# Design Toscano Warehouse Sale May 14-16



## BlueFrog (Oct 20, 2009)

Anyone else going? I'm leaving in just a couple of minutes.


----------



## scarysistersara (Aug 10, 2008)

Hi BlueFrog- did you buy anything? I went today and I was a little disappointed- there was less merchandise than usual and prices were pretty high. I wanted one of those huge angels in the last room buy the loading dock- this year they were $198.00, they usually go for under 100.00. I saw things that I bought in the past for under $10.00 going for $30.00 and up. I did enjoy walking around looking at some of the cool stuff, prices are supposed to be lower on Sunday


----------



## BlueFrog (Oct 20, 2009)

I'm actually a little bit frightened by how much I spent. Granted, I was picking up gift items, stuff for my house, and items for this year's AND next year's haunts, but still.... yikes. I'm going to start a thread in General about the haul once I've recovered.

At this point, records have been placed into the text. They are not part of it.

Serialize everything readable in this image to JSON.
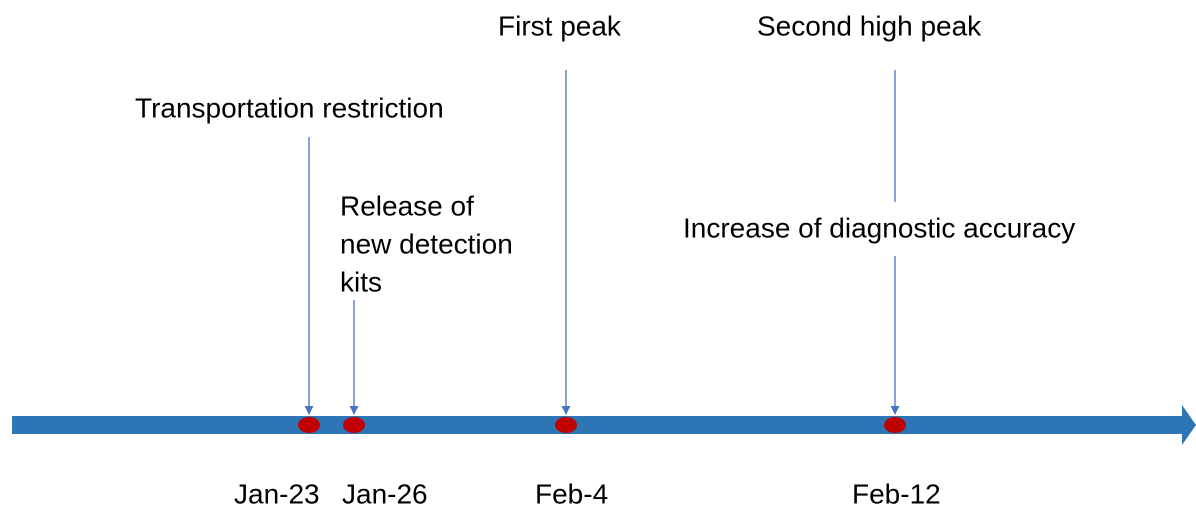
{
  "events": [
    {
      "date": "Jan-23",
      "labels": [
        "Transportation restriction"
      ]
    },
    {
      "date": "Jan-26",
      "labels": [
        "Release of",
        "new detection",
        "kits"
      ]
    },
    {
      "date": "Feb-4",
      "labels": [
        "First peak"
      ]
    },
    {
      "date": "Feb-12",
      "labels": [
        "Second high peak",
        "Increase of diagnostic accuracy"
      ]
    }
  ]
}
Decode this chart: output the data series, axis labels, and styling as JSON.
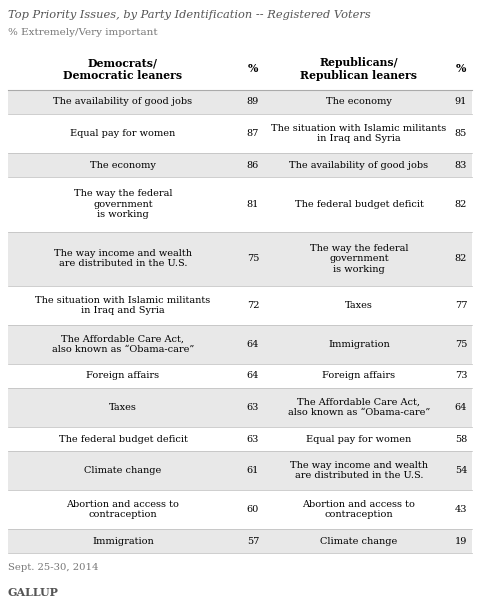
{
  "title": "Top Priority Issues, by Party Identification -- Registered Voters",
  "subtitle": "% Extremely/Very important",
  "rows": [
    {
      "dem_issue": "The availability of good jobs",
      "dem_pct": "89",
      "rep_issue": "The economy",
      "rep_pct": "91",
      "shaded": true
    },
    {
      "dem_issue": "Equal pay for women",
      "dem_pct": "87",
      "rep_issue": "The situation with Islamic militants\nin Iraq and Syria",
      "rep_pct": "85",
      "shaded": false
    },
    {
      "dem_issue": "The economy",
      "dem_pct": "86",
      "rep_issue": "The availability of good jobs",
      "rep_pct": "83",
      "shaded": true
    },
    {
      "dem_issue": "The way the federal\ngovernment\nis working",
      "dem_pct": "81",
      "rep_issue": "The federal budget deficit",
      "rep_pct": "82",
      "shaded": false
    },
    {
      "dem_issue": "The way income and wealth\nare distributed in the U.S.",
      "dem_pct": "75",
      "rep_issue": "The way the federal\ngovernment\nis working",
      "rep_pct": "82",
      "shaded": true
    },
    {
      "dem_issue": "The situation with Islamic militants\nin Iraq and Syria",
      "dem_pct": "72",
      "rep_issue": "Taxes",
      "rep_pct": "77",
      "shaded": false
    },
    {
      "dem_issue": "The Affordable Care Act,\nalso known as “Obama-care”",
      "dem_pct": "64",
      "rep_issue": "Immigration",
      "rep_pct": "75",
      "shaded": true
    },
    {
      "dem_issue": "Foreign affairs",
      "dem_pct": "64",
      "rep_issue": "Foreign affairs",
      "rep_pct": "73",
      "shaded": false
    },
    {
      "dem_issue": "Taxes",
      "dem_pct": "63",
      "rep_issue": "The Affordable Care Act,\nalso known as “Obama-care”",
      "rep_pct": "64",
      "shaded": true
    },
    {
      "dem_issue": "The federal budget deficit",
      "dem_pct": "63",
      "rep_issue": "Equal pay for women",
      "rep_pct": "58",
      "shaded": false
    },
    {
      "dem_issue": "Climate change",
      "dem_pct": "61",
      "rep_issue": "The way income and wealth\nare distributed in the U.S.",
      "rep_pct": "54",
      "shaded": true
    },
    {
      "dem_issue": "Abortion and access to\ncontraception",
      "dem_pct": "60",
      "rep_issue": "Abortion and access to\ncontraception",
      "rep_pct": "43",
      "shaded": false
    },
    {
      "dem_issue": "Immigration",
      "dem_pct": "57",
      "rep_issue": "Climate change",
      "rep_pct": "19",
      "shaded": true
    }
  ],
  "footer": "Sept. 25-30, 2014",
  "source": "GALLUP",
  "bg_color": "#ffffff",
  "shaded_color": "#e8e8e8",
  "text_color": "#000000",
  "title_color": "#555555"
}
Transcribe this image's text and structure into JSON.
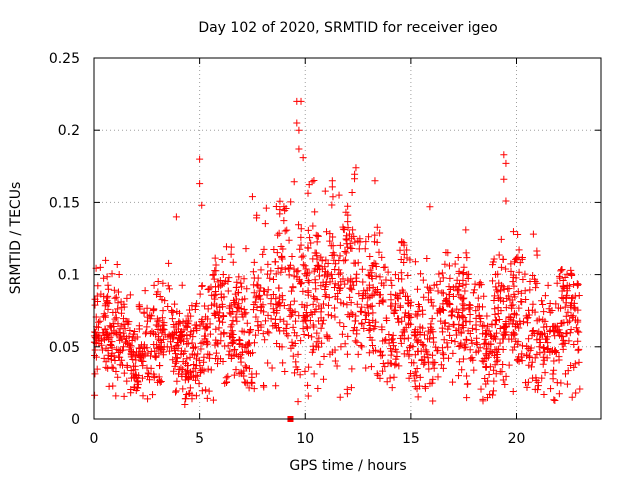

I arrived at about 15 minutes before opening and it was clear they'd started well before the published start time, because people were walking out with armloads of stuff. 

I went back today for a few odds and ends and the place was as empty as a robbed tomb, and almost as quiet. I think the staff must have gotten the hint that the damaged merchandise was overpriced because they were already taking some deep discounts compared to yesterday. That may also be a response to criticisms about damaged examples of an item being marked for more $$ than mint overstock of the exact same thing! I noticed several items where that was the case, and overheard others mentioning it as well. 

Today I realized the swords for this set of armor are removeable and quite nice. For $40 for the set NIB I had to have them:

http://www.designtoscano.com/product/code/CL3480.do

I can't imagine there will be much left to be clearanced out tomorrow. I so wish I had space for that life-sized Komodo monitor with the bumped nose and broken tail.....

T


----------